London - Oil held above $50 a barrel as a decline in US fuel inventories countered a bigger-than-forecast increase in crude stockpiles.
November futures dropped 0.5% in New York after climbing 1.6% on Wednesday. Gasoline supplies dropped a third week to the lowest level since November 2015, while distillate stockpiles fell by the biggest amount since 2011, according to government data.
Crude inventories expanded by 4.59 million barrels last week, more than the 3.9 million-barrel gain projected in a Bloomberg survey. US oil production also rose a second week.
While crude has rebounded this month, prices have struggled to hold above $50 a barrel this year as rising US output stifles supply curbs by the Organisation of Petroleum Exporting Countries.

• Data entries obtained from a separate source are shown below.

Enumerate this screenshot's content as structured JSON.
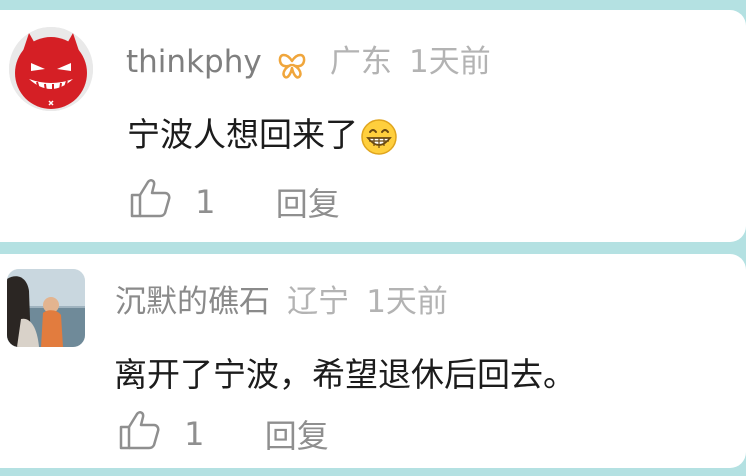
{
  "comments": [
    {
      "username": "thinkphy",
      "badge_icon": "butterfly-badge-icon",
      "location": "广东",
      "time": "1天前",
      "content": "宁波人想回来了",
      "emoji": "grinning-face-emoji",
      "likes": "1",
      "reply_label": "回复",
      "avatar": "red-devil-avatar"
    },
    {
      "username": "沉默的礁石",
      "location": "辽宁",
      "time": "1天前",
      "content": "离开了宁波，希望退休后回去。",
      "likes": "1",
      "reply_label": "回复",
      "avatar": "seaside-photo-avatar"
    }
  ],
  "colors": {
    "page_background": "#b4e1e2",
    "card_background": "#ffffff",
    "username": "#8a8a8a",
    "meta": "#b3b3b3",
    "content": "#1c1c1c",
    "badge": "#f0a63c"
  }
}
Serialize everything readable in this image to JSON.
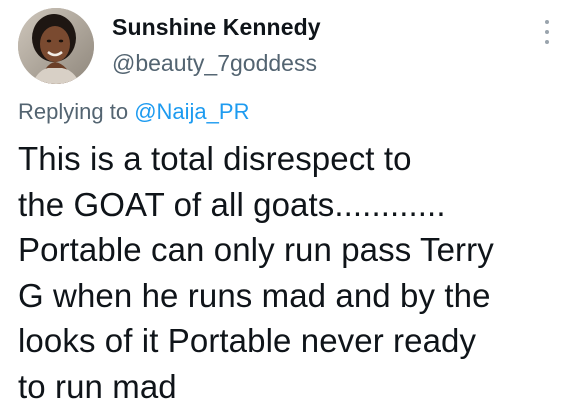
{
  "author": {
    "display_name": "Sunshine Kennedy",
    "handle": "@beauty_7goddess"
  },
  "reply": {
    "prefix": "Replying to",
    "mention": "@Naija_PR"
  },
  "tweet": {
    "lines": [
      "This is a total disrespect to",
      "the GOAT of all goats............",
      "Portable can only run pass Terry",
      "G when he runs mad and by the",
      "looks of it Portable never ready",
      "to run mad"
    ]
  },
  "icons": {
    "more": "more-vertical-icon",
    "avatar": "profile-avatar"
  },
  "colors": {
    "text": "#0f1419",
    "secondary": "#536471",
    "link": "#1d9bf0"
  }
}
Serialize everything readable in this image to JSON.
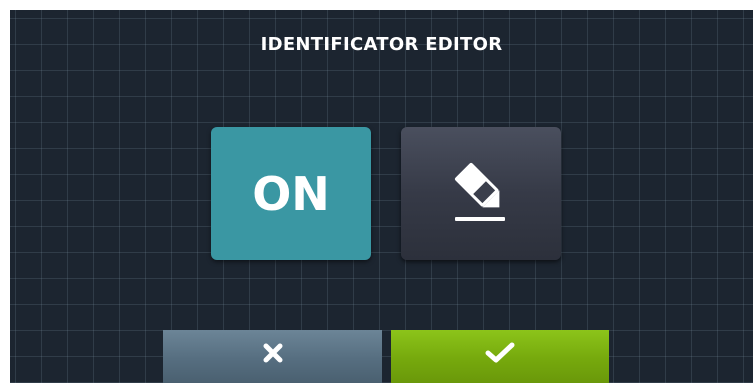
{
  "screen": {
    "title": "IDENTIFICATOR EDITOR"
  },
  "toggle": {
    "label": "ON",
    "color": "#3a97a3"
  },
  "edit": {
    "icon": "pencil-icon"
  },
  "actions": {
    "cancel_icon": "close-icon",
    "confirm_icon": "checkmark-icon",
    "cancel_color": "#5f7889",
    "confirm_color": "#7fb515"
  }
}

An OPEC ministerial meeting in Vienna on Friday will discuss the possibility of extending the cuts beyond March, Algeria Press Service cited Algeria’s Energy Minister Mustapha Guitouni as saying, while Saudi Arabia and others have mooted a possible extension. Meanwhile in the US, Secretary of State Rex Tillerson has highlighted flaws in the 2015 international nuclear deal with Iran.
“The market focused on the sharp recovery in crude demand implied” by the decline in fuel inventories on Wednesday, said Jens Naervig Pedersen, a senior analyst at Danske Bank in Copenhagen. “It adds to the bullish sentiment buoyed by concerns about the Iran nuclear deal and headlines about OPEC looking at a possible extension of output cuts.”

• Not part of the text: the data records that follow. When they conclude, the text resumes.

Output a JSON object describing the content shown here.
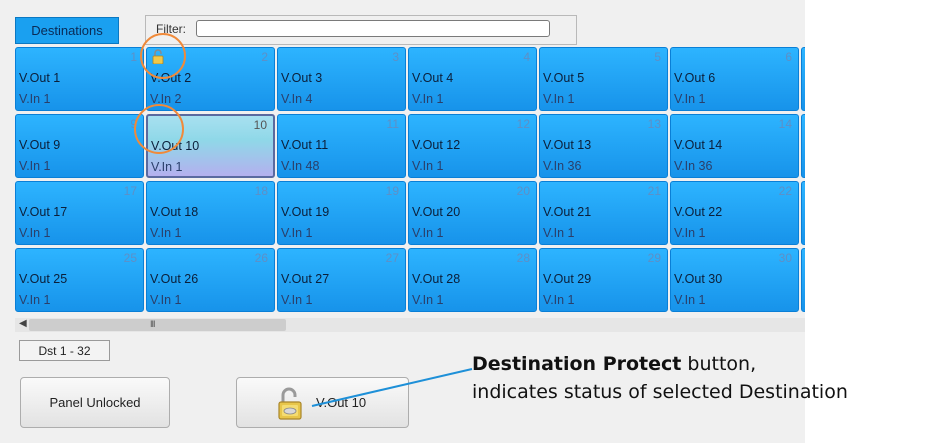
{
  "tabs": {
    "destinations": "Destinations"
  },
  "filter": {
    "label": "Filter:",
    "value": ""
  },
  "cells": [
    {
      "num": "1",
      "out": "V.Out 1",
      "in": "V.In 1"
    },
    {
      "num": "2",
      "out": "V.Out 2",
      "in": "V.In 2",
      "locked": true
    },
    {
      "num": "3",
      "out": "V.Out 3",
      "in": "V.In 4"
    },
    {
      "num": "4",
      "out": "V.Out 4",
      "in": "V.In 1"
    },
    {
      "num": "5",
      "out": "V.Out 5",
      "in": "V.In 1"
    },
    {
      "num": "6",
      "out": "V.Out 6",
      "in": "V.In 1"
    },
    {
      "num": "9",
      "out": "V.Out 9",
      "in": "V.In 1"
    },
    {
      "num": "10",
      "out": "V.Out 10",
      "in": "V.In 1",
      "selected": true
    },
    {
      "num": "11",
      "out": "V.Out 11",
      "in": "V.In 48"
    },
    {
      "num": "12",
      "out": "V.Out 12",
      "in": "V.In 1"
    },
    {
      "num": "13",
      "out": "V.Out 13",
      "in": "V.In 36"
    },
    {
      "num": "14",
      "out": "V.Out 14",
      "in": "V.In 36"
    },
    {
      "num": "17",
      "out": "V.Out 17",
      "in": "V.In 1"
    },
    {
      "num": "18",
      "out": "V.Out 18",
      "in": "V.In 1"
    },
    {
      "num": "19",
      "out": "V.Out 19",
      "in": "V.In 1"
    },
    {
      "num": "20",
      "out": "V.Out 20",
      "in": "V.In 1"
    },
    {
      "num": "21",
      "out": "V.Out 21",
      "in": "V.In 1"
    },
    {
      "num": "22",
      "out": "V.Out 22",
      "in": "V.In 1"
    },
    {
      "num": "25",
      "out": "V.Out 25",
      "in": "V.In 1"
    },
    {
      "num": "26",
      "out": "V.Out 26",
      "in": "V.In 1"
    },
    {
      "num": "27",
      "out": "V.Out 27",
      "in": "V.In 1"
    },
    {
      "num": "28",
      "out": "V.Out 28",
      "in": "V.In 1"
    },
    {
      "num": "29",
      "out": "V.Out 29",
      "in": "V.In 1"
    },
    {
      "num": "30",
      "out": "V.Out 30",
      "in": "V.In 1"
    }
  ],
  "scrollbar": {
    "grip": "III"
  },
  "range": "Dst 1 - 32",
  "buttons": {
    "panel_lock": "Panel Unlocked",
    "protect": "V.Out 10"
  },
  "callout": {
    "bold": "Destination Protect",
    "rest": " button,",
    "line2": "indicates status of selected Destination"
  },
  "colors": {
    "cell": "#1a9cf0",
    "selected": "#9fdde9",
    "highlight_circle": "#f08a3a",
    "callout_line": "#1e90d8"
  }
}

West Texas Intermediate for November delivery was at $50.42 a barrel on the New York Mercantile Exchange, down 27 cents, at 12:47. Total volume traded was about 36% below the 100-day average. The October contract expired on Wednesday after gaining 1.9% to close at $50.41.
Brent for November settlement lost 27c to $56.02 a barrel on the London-based ICE Futures Europe exchange, after advancing $1.15 on Wednesday. The global benchmark crude traded at a premium of $5.63 to WTI.
US gasoline stockpiles fell by 2.13 million barrels last week to 216.2 million, the Energy Information Administration reported on Wednesday. Distillate inventories, a category that includes diesel, dropped by 5.69 million barrels. Crude output expanded by 157 000 barrels a day to 9.51 million a day.
Tillerson this week laid out the case to European allies about flaws in the 2015 Iranian nuclear accord, hours after President Donald Trump said he’s made his decision about whether to walk away from the pact, without revealing what it was. Trump called the deal “an embarrassment to the United States” in his speech to the United Nations General Assembly on Tuesday.
“We could see some payback in oil prices in the short term,” Pedersen said. “But concerns about a pullback of the Iran nuclear deal will make it difficult for the market to sell oil, even at these levels.”
Oil-market news:
• The OPEC/non-OPEC Joint Technical Committee meeting in Vienna concluded that the average compliance with agreed production cuts in August was 116%, according to two delegates.
• Gulf Coast refiners that spent billions over the last two decades on plants designed specifically to process Venezuela’s cheap, tar-like crude are starting to come home to American light oil.
• Global gasoline market “is set up for a tight autumn, at least until demand ebbs seasonally” and refineries return from both planned and unplanned maintenance, Energy Aspects said in research note.